Mike et Gayle Quarmby cultivent biologiquement ces légumes sur leur ferme de 6 hectares à Reedy Creek (Australie-Méridionale) depuis 12 ans. Ils produisent 600 à 800 plants par cycle sur lits surélevés d'algues compostées, nourris d'une infusion spéciale pour une croissance fulgurante : récolte en 6 semaines.
Les feuilles ovales ou losangées de cet arbuste rampant se consomment blanchies 10-15 secondes à l'eau bouillante, puis rafraîchies à l'eau froide, pour neutraliser les oxalates. Riches en antioxydants, fibres, aux propriétés sédatives et préventives des ulcères, ils combattaient le scorbut chez Cook.

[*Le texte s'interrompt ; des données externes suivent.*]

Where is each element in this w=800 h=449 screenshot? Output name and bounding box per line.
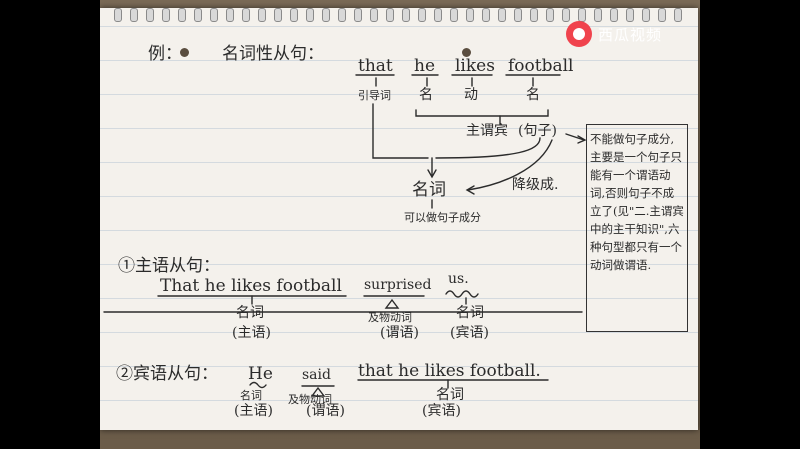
section1-clause-role: 名词 (236, 305, 264, 321)
word-likes: likes (455, 56, 495, 76)
note-box-text: 不能做句子成分,主要是一个句子只能有一个谓语动词,否则句子不成立了(见"二.主谓… (590, 132, 684, 272)
section2-clause-role-bottom: (宾语) (422, 403, 461, 419)
example-label: 例： (148, 44, 182, 64)
section2-verb-role-bottom: (谓语) (306, 403, 345, 419)
svo-label: 主谓宾 (466, 123, 508, 139)
role-football: 名 (526, 87, 540, 103)
section2-verb: said (302, 367, 331, 383)
section1-object-role: 名词 (456, 305, 484, 321)
section1-clause: That he likes football (160, 276, 342, 296)
section1-verb-role: 及物动词 (368, 311, 412, 324)
clause-label: (句子) (518, 123, 557, 139)
section2-subject-role-bottom: (主语) (234, 403, 273, 419)
section2-subject: He (248, 364, 273, 384)
section1-verb: surprised (364, 277, 432, 293)
section2-label: ②宾语从句： (116, 364, 218, 384)
noun-label: 名词 (412, 180, 446, 200)
word-that: that (358, 56, 393, 76)
section1-label: ①主语从句： (118, 256, 220, 276)
word-football: football (508, 56, 574, 76)
section2-clause: that he likes football. (358, 361, 541, 381)
topic-label: 名词性从句： (222, 44, 324, 64)
role-that: 引导词 (358, 89, 391, 102)
section1-verb-role-bottom: (谓语) (380, 325, 419, 341)
section2-subject-role: 名词 (240, 389, 262, 402)
can-be-component: 可以做句子成分 (404, 211, 481, 224)
section1-object-role-bottom: (宾语) (450, 325, 489, 341)
section1-clause-role-bottom: (主语) (232, 325, 271, 341)
word-he: he (414, 56, 436, 76)
downgrade-label: 降级成. (512, 177, 559, 193)
role-likes: 动 (464, 87, 478, 103)
section2-clause-role: 名词 (436, 387, 464, 403)
section1-object: us. (448, 271, 469, 287)
role-he: 名 (419, 87, 433, 103)
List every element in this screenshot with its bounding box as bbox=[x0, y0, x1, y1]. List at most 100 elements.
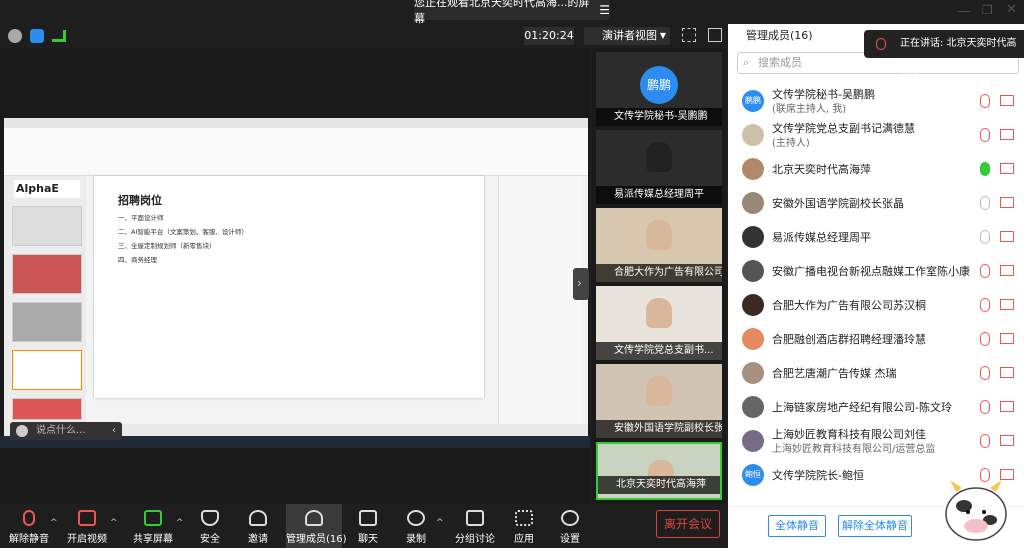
unmute-label: 解除静音 bbox=[9, 534, 49, 545]
slide-thumb[interactable] bbox=[12, 302, 82, 342]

Les Quarmby les fournissent depuis les années 2000 à Neil Perry, Kylie Kwong et Simon Bryant. Kwong les intègre dans sautés ou boulettes au Billy Kwong (Sydney).
Bryant, fervent partisan, les cultive chez lui : « Idéaux pour sautés asiatiques grâce à leur résistance à la chaleur. Parfaits en pesto, salades ou substitut d'épinards. Goût herbacé évoluant vers des notes amères métalliques subtiles. Auto-ensemencés, ils prospèrent sans soins. »
Utilisations : tartes à la feta, quiches, smoothies verts. Ou revisitez le repas de l'Endeavour avec carangue au lieu de raie (espèce menacée).
Où acheter
Demandez à votre maraîcher ou contactez Outback Pride (08 8768 7220) ou I Love Warrigal Greens (0403 107 496).

Extrait de Vegies de Simon Bryant (Penguin Books, 39,99 $). Pour 4 personnes.
500 g de pâtes complètes ou d'épeautre
Huile d'olive extra-vierge, pour arroser
Flocons de sel et poivre noir concassé
Parmesan râpé, pour servir
250 g de légumes verts warrigal, feuilles cueillies (petites réservées pour garniture)
1 grosse poignée de feuilles et tiges de persil de mer haché grossièrement (quelques feuilles réservées)
Jus de 3 citrons
1 tasse (250 ml) d'huile d'olive extra-vierge + extra pour couvrir
200 g de noix de macadamia
Environ 30 citrons verts du désert + moitiés pour garnir
4 gousses d'ail pelées
Flocons de sel et poivre noir concassé
¾ tasse (60 g) de parmesan râpé
Méthode
Blanchir les feuilles warrigal 1 min dans eau bouillante, rincer à l'eau froide. Égoutter, presser l'excès d'eau. Hacher grossièrement avec persil de mer, mixer avec jus de citron et un filet d'huile jusqu'à purée grossière.
Ajouter macadamias, citrons verts, ail ; mixer texture beurre de cacahuète. Incorporer huile restante pour pesto grossier. Assaisonner, ajouter parmesan, pulser. Transférer en bocaux stérilisés, couvrir d'huile. ~750 g, réfrigéré 3 mois.
Cuire pâtes al dente, égoutter, huiler. Mélanger 100 g pesto/portion, huile, poivre.
Salade : petites feuilles warrigal, persil mer, citrons verts ; sel, huile, poivre.
Servir pâtes garnies de salade, parmesan, pesto extra.